Keeping the infield soft also makes it possible for the surface to retain its field dressing.
Wehling compared the field dressing to top soil on a farm field. When its dry, the top soil blows away.
It’s the same thing with field dressing. Wehling said, when the field is dry, you can actually watch as the wind takes away field dressing. When that happens, the field loses money as much as it does dirt.
To maintain the field dressing each year, pallets of the stuff are distrubuted across the field at a cost of $600 per pallet.
Last year, Wehling estimated that the city purchased some 20 pallets of field dressing to maintain its fields at Steinhart Park and at the Nebraska City Softball Complex.
In reviewing the Clemmy Holmes project, Wehling said the total cost, which includes the removal of the grass, the dirt work, the installation of warning track, the new irrigation and the pitching mound rebuild, would be close to $70K.
About $60K of that cost will be covered by grant funds from the Paul, John, Anton & Doris Wirth Foundation Inc. of Nebraska City.
Wehling said fundraising activities by the Nebraska City Baseball Association will cover the left over balance.

Other projects
While the infield work at Clemmy Holmes certainly represents a major project, it’s by far not the only work that’s happening at Nebraska City ball fields these days.
Wehling, who founded the Nebraska City Baseball Improvement Association, has been hard at work upgrading other ball fields, both at Steinhart Park and at the Nebraska City Softball Complex. The most recent project by the association was adding a new concession stand at the softball complex.

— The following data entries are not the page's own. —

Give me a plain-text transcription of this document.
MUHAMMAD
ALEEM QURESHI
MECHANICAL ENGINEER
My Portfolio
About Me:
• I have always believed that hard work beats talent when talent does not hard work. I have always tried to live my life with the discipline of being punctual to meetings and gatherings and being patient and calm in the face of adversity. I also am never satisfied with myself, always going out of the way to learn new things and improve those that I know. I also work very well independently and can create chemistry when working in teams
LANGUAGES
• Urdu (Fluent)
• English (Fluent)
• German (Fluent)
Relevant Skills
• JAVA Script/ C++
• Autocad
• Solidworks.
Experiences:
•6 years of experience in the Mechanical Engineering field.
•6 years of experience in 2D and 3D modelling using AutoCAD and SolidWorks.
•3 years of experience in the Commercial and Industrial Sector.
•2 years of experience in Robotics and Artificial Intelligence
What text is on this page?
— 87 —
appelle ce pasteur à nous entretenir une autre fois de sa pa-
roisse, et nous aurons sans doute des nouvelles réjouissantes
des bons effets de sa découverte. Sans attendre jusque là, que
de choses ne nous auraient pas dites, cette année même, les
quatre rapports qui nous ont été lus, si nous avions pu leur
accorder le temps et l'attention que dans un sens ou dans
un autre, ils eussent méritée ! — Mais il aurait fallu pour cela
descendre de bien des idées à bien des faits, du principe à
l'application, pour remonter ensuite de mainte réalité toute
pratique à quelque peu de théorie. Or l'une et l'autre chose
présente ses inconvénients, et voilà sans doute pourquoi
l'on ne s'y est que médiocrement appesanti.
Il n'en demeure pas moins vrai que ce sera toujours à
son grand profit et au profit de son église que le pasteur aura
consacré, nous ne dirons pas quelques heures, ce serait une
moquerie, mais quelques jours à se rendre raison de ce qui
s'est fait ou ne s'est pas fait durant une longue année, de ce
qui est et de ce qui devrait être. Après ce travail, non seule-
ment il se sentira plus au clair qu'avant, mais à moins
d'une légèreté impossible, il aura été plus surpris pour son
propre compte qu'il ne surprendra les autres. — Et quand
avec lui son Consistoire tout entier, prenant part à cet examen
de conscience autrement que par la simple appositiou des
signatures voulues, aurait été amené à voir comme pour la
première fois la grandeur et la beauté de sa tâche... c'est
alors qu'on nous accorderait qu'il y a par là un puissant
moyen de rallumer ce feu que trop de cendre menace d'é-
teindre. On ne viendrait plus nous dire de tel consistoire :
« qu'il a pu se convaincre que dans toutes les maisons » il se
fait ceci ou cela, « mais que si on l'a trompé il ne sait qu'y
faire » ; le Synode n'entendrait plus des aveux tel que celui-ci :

Thanks to the fundraising power of the association, grant money and donations, both monetary and in-kind, the softball complex has a concession stand that will be used by various organizations for fundraising activities.
Wehling said there are other projects being considered by the Nebraska City Baseball Improvement Association and also by the Nebraska City Baseball Association. He said the organizations work well together. Being a board member for the Nebraska City Baseball Association and the founder of the Nebraska City Baseball Improvement Association has been advantageous. As Nebraska City Parks Commissioner, Wehling said communication  between the organizations has been enhanced. Having great communication is important so that the programs can apply for grants and work cooperatively on projects. “It’s been a good mix,” Wehling said.
In the future, Wehling said he expects that the Nebraska City Softball Association will be more active in seeking funds and getting projects done as well.

Clemmy’s lock
Citizens might have taken notice that Clemmy Holmes Field, when not in use by teams, is now locked. Wehling said, as Parks Commissioner, he made the call to lock the field up in an effort to prevent vandalism. While Steinhart Park is a public space, Wehling said consideration should also be given to the fact that a lot of work has gone into the park and said that those investments should be protected. Clemmy Holmes has been victimized in the past as the concession stand has been broken into on numerous occasions. Most recently, nets in the batting cage had to be replaced after someone went into the cage with a knife and cut up the nets.
Wehling also noted that the idea of locking up a park is not unique to Nebraska City. As a coach of traveling teams, Wehling said he has noticed that a lot of other communities in the area lock up their ball parks.